The Royal Shakespeare Company has announced productions for its winter season in Stratford. In the Swan Theatre, one company will perform in repertoire Julius Caesar, directed by David Farr, and The Two Gentlemen Of Verona, directed by Fiona Buffini, from 18th November to 26th February. Before and after the Stratford season, these productions will tour leisure centres and schools around the country, performing in the RSC's mobile auditorium. In the Royal Shakespeare Theatre, Beauty And The Beast, adapted and directed by Laurence Boswell, will return from 23rd November to 16th January.

Demos & Closures: A march is to be held at 12 noon on 12th June as part of the campaign to save the Redgrave Theatre in Farnham. Further information can be found on the Redgrave Theatre web site via the link from the Regional Theatres section of TheatreNet.

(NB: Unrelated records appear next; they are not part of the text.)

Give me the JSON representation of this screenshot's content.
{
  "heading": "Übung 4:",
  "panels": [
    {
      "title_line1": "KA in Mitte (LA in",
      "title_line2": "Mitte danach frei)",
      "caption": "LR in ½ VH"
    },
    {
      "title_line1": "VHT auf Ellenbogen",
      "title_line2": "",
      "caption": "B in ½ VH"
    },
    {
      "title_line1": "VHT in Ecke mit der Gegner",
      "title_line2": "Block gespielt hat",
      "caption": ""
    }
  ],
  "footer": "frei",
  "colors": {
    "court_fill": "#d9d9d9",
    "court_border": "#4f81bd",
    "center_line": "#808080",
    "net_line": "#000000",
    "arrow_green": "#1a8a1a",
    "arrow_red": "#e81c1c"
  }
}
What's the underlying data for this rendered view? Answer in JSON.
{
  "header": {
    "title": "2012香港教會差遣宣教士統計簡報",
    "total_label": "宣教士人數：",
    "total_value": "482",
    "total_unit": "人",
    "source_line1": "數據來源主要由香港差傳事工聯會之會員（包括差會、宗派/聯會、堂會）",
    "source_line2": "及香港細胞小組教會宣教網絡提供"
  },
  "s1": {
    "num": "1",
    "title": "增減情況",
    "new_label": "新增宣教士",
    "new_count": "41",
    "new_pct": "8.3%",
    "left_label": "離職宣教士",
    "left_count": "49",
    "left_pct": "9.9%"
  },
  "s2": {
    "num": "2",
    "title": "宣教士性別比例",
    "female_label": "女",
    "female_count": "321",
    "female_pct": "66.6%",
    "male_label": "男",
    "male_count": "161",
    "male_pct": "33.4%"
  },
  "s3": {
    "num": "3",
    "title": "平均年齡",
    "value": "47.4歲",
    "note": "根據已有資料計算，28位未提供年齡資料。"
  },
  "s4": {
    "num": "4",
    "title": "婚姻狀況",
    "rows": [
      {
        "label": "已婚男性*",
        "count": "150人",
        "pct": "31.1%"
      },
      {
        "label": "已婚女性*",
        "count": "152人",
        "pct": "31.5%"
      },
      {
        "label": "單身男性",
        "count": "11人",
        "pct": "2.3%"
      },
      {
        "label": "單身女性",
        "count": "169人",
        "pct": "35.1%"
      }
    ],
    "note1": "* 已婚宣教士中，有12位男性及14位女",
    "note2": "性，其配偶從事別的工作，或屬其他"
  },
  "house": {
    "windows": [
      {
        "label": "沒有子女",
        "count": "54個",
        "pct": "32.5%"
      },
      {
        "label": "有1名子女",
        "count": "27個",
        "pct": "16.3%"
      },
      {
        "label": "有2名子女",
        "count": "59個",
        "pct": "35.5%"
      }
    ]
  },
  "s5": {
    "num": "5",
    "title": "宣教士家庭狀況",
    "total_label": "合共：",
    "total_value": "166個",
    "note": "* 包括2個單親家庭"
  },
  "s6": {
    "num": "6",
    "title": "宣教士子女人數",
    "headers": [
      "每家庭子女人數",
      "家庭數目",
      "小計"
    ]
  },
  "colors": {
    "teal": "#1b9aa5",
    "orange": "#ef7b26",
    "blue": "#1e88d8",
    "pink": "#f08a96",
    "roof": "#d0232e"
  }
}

The summer season at the Soho Theatre will comprise: Belfast Blues, a one person play written and performed by Geraldine Hughes, about growing up in Catholic Belfast during the 1970's and 1980's, directed by Christine Harmar-Brown, from 1st June to 3rd July; performed in tandem with Robert Welch's one person play Protestant, a collection of stories which explore the essence of Protestantism, performed by Paul Hickey, directed by Rachel O'Riordan, from 7th June to 3rd July; and Lin Coghlan's Mercy, a 'futureshock' play, directed by Paul Miller, from 8th July to 7th August.

Once again this year the National Theatre is presenting Watch This Space, its free outdoor festival in Theatre Square from 18th June to 21st August, with a programme of street theatre that includes DJs, kathak dance, Greek music, acrobatics, flamenco, mime, jazz, martial arts, African drumming, salsa, physical theatre, blues, Commedia del Arte, rumba, clowns, contemporary dance, aerialists, comedy and pyrotechnics. Events are at 6.15pm Mondays to Saturdays, plus 1.15pm on Thursdays, Fridays and Saturdays, and 10.30pm on Saturdays. New this year will be feature films projected on to the 70ft high Lyttelton fly tower on Saturday nights from 31st July to 21st August, with musicians providing live accompaniment on some nights. There will also be an additional screen in Theatre Square. Further information can be found on the National Theatre web site via the link from the London Theatres section of TheatreNet.